Let’s lay out some of the key roles in this structure, noting that the composition of your IMT depends on the incident to which you’re responding:
The Incident Controller heads the mission. They have overall responsibility for the management of all activities and personnel deployed. They establish systems and procedures for the safety, health, and welfare of all response personnel. And they manage the relationship with agencies and people affected, or likely to be affected, by the incident.
The Planning Officer heads up the Planning Section. Their role consists of evaluating and analyzing intelligence on the incident, preparing options analysis, and developing incident objectives and strategies.
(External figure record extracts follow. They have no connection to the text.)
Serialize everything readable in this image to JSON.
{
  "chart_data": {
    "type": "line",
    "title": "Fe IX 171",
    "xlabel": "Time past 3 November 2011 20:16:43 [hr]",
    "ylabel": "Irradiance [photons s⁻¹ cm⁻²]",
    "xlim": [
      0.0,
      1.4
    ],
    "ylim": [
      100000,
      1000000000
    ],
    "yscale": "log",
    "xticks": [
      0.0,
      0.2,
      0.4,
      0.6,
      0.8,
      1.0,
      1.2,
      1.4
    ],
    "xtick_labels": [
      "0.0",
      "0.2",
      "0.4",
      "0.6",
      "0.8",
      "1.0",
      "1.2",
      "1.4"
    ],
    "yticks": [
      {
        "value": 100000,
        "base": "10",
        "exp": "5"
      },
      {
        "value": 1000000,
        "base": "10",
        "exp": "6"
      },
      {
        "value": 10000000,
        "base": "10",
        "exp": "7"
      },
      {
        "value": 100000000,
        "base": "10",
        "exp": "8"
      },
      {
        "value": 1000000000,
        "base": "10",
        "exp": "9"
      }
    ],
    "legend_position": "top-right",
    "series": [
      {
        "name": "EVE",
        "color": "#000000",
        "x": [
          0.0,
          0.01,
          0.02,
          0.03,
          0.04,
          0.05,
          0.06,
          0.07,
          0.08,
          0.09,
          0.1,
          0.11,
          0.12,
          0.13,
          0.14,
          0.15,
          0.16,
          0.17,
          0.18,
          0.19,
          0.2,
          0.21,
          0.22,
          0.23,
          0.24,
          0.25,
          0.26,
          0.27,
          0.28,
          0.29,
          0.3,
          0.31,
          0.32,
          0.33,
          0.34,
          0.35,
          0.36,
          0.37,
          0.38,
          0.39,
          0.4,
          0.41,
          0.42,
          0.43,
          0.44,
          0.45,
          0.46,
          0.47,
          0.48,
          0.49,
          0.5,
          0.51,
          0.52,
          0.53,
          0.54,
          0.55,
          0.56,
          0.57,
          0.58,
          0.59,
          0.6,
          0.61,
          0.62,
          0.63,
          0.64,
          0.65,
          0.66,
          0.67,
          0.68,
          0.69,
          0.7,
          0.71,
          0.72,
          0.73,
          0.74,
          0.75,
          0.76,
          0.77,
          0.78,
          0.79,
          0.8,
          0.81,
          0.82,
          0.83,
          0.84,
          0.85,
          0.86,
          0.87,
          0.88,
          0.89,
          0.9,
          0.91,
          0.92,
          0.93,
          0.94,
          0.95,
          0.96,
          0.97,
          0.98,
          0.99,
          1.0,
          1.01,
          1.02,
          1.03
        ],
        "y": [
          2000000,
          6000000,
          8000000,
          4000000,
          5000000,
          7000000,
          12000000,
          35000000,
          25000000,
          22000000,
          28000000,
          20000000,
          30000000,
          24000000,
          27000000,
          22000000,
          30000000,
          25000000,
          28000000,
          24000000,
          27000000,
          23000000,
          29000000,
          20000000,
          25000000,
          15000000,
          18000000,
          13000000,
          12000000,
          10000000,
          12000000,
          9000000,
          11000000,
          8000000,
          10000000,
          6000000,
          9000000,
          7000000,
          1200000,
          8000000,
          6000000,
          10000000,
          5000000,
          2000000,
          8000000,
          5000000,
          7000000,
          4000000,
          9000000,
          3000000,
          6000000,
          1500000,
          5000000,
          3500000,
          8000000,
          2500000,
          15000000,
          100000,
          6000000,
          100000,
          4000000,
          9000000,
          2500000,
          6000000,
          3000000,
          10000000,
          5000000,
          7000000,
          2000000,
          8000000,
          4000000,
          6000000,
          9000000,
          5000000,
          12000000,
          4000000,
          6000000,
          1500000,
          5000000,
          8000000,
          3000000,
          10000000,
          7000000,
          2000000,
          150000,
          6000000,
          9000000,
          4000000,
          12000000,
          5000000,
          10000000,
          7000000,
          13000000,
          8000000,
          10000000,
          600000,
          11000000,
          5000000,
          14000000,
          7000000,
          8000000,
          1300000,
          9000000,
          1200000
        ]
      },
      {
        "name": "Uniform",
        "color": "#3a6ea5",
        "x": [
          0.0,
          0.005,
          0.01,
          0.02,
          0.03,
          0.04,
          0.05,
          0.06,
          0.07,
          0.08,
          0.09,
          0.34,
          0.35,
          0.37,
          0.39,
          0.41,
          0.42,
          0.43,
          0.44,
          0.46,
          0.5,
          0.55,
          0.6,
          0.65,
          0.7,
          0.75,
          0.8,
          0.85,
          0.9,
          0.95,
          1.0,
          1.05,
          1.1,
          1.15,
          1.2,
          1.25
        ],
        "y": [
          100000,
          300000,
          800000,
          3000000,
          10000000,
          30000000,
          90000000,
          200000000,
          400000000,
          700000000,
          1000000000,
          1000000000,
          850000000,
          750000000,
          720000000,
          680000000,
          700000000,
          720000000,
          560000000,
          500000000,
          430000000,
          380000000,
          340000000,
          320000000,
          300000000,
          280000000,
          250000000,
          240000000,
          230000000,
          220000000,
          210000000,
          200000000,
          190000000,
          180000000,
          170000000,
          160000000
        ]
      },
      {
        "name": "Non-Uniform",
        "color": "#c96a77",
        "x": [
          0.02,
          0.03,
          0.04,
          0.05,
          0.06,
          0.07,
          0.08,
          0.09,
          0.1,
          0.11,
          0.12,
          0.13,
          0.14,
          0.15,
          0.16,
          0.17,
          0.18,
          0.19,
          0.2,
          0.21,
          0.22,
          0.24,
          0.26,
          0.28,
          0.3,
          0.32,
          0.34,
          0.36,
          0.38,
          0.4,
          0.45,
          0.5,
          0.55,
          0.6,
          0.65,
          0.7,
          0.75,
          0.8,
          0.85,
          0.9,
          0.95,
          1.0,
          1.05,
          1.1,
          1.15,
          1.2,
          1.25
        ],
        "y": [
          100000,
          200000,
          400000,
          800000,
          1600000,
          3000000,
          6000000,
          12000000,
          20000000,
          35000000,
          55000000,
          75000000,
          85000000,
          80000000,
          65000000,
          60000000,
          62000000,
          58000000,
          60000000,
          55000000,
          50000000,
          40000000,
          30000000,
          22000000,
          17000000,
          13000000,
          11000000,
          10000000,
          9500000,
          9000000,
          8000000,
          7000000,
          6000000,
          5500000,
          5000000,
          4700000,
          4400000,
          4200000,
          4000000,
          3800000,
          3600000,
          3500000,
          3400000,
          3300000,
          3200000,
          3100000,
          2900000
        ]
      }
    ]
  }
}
They also prepare and distribute the Incident Action Plan, whose implementation they monitor and review. The Communications Plan is within their purview as well, as that plan is part of the larger Incident Action Plan. Finally, they collect and maintain information on resources allocated.
Meanwhile, the Intelligence Officer collects information on the current and forecast incident situation. They analyze and process that information into timely, accurate, and relevant intelligence. And then they organize and display that intelligence in the form of a Common Operating Picture.
In this structure, the Public Information Officer disseminates information, advice, and safety messages to the public. They’re on tap to provide timely and relevant information, including safety messages to those who may be impacted by the incident. They liaise with the Incident Controller, whom they have to consult before releasing media announcements.
The Operations Officer heads up the Operations Section, which is tasked with implementing strategies to resolve the incident. The Operations Officer, specifically, is responsible for managing, supporting, and providing advice and direction to sector commanders.
The Logistics Officer provides support for control of the incident through the organization and provision of human and physical resources, facilities, services, and materials. The Officer provides support and control for the demobilization of equipment and services.
Finally, the Finance Officer has to account for expenditure during the incident and manage insurance and compensation issues during the incident. This can include collecting and recording cost data; cost estimation and recovery for the incident.